Cimarron, Kansas, high school English teacher recently moved to town from a farm on which she lived nearly a decade thinking every day about water. She hasn't stopped thinking about it reading the selections in the HPPR Radio Readers Book Club's Spring Read - Water and Replenishment.
Credit LYNNE HEWES

It doesn’t make any difference whether you’re reading  John Nichols’ The Milagro Beanfield War to find out why Joe Mondragon diverted a stream of water for his little bean field.  It doesn’t matter if you’re hearing the religious ritual of “No man shall ever again want for water…” in Frank Herbert’s classic science fiction novel Dune.    It doesn’t even count that you’ve been mesmerized by William Ashworth in his history of the Ogallala Aquifer, called Ogallala Blue.

You already knew about the importance of water.

You already knew because you’ve been living on the High Plains.  You’ve been watching our water table go down.  You’ve had to drill a deeper water well.  You’ve been noticing droughts and ditches sifting over with sand.  You perhaps have even lived outside of town, on a farm, when your electricity went off. 

If that’s you, then you know that no electricity means that your well doesn’t work.  Which means you don’t have water to drink or to brush your teeth, or to shower, or, worst of all, even to flush your toilet.

You appreciate water if you’re a resident of Texas, Oklahoma, Kansas, Nebraska, and Eastern Colorado.

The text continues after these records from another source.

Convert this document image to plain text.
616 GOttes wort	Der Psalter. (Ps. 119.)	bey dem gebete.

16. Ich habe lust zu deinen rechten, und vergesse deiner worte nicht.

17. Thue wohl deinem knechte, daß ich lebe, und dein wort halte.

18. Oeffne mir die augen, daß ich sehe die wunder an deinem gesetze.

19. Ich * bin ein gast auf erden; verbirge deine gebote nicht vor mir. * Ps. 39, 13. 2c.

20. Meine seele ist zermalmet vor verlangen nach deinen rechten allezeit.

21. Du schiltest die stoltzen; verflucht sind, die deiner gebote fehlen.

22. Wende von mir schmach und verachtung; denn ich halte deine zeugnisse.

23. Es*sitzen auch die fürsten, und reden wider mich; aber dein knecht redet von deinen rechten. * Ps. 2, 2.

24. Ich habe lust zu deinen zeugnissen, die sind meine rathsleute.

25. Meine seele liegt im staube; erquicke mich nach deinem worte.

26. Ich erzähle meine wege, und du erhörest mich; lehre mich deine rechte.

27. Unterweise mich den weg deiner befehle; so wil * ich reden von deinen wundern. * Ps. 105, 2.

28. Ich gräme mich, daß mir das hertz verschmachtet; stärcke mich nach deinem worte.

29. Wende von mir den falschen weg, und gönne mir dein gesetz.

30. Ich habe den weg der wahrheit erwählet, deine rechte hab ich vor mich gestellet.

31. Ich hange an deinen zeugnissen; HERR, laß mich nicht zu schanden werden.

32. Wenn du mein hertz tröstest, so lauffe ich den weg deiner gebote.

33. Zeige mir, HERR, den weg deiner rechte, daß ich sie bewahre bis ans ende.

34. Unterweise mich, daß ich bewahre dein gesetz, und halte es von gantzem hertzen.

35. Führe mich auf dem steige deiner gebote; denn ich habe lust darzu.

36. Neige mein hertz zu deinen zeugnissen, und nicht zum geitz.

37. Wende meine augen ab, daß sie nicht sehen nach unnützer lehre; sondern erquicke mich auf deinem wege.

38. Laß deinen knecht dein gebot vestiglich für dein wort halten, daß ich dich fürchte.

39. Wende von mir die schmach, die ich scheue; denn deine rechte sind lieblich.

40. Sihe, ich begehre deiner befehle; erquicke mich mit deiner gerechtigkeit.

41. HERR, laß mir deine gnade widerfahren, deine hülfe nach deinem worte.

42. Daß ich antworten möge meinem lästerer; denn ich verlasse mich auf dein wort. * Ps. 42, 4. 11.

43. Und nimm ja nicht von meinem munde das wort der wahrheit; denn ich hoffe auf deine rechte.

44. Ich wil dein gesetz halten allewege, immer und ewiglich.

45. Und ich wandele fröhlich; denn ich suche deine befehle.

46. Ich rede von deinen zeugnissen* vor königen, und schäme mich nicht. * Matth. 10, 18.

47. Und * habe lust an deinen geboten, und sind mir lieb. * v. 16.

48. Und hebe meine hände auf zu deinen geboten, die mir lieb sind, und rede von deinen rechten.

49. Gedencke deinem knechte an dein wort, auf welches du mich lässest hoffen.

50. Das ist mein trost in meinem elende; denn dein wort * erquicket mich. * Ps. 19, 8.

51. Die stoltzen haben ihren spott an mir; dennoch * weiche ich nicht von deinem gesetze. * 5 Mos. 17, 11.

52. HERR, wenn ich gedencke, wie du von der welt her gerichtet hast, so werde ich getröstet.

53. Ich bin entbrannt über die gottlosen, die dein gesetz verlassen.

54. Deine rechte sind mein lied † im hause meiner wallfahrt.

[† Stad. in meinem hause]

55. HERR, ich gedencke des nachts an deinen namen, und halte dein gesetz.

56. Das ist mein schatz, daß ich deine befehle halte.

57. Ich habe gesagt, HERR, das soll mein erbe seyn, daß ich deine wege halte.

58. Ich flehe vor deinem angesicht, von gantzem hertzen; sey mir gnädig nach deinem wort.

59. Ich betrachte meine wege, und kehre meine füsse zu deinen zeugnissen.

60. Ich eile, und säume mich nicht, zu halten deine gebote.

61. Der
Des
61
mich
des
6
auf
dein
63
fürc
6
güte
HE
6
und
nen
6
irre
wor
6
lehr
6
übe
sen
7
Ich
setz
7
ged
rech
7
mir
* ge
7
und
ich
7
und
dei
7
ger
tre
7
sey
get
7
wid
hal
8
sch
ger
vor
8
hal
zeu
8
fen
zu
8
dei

You would never, like someone I know who came here from Pennsylvania, think you could plant a flower garden in the spring and be surprised to see that everything you had planted had died because you didn’t understand that you were supposed to keep it watered all summer. 

You would also never, like my friend who came here from Ohio, let water run in your kitchen sink while you turned around to stack your dish washer.

No.  That’s not you. 

Instead, you’re the person who read and re-read Steinbeck’s The Grapes of Wrath because you knew that story of the dust bowl could be the story of your future.

Or you might be the person who, in appreciation of the apocalyptic prose of Carmac McCarthy, read The Road and felt yourself growing thirsty when the man wasn’t able to find a clean drink of water for his son.

Or perhaps you’re a farmer who needs water for survival, and feels a pang of sorrow every time you see someone’s center pivot splashing water onto a county road instead of on that field of corn.

You understand water.

You even appreciate quotes about water:

W.H. Auden:  “Thousands have lived without love.  None without water.”

 Leonardo da Vinci:  “Water is the driving force of all nature.”

Thomas Fuller:  “We never know the worth of water till the well runs dry.”

You know the worth of water.

You are a person who lives on the High Plains. 

I’m Lynne Hewes.  I live in Southwest Kansas, and lately I’ve been thinking about water.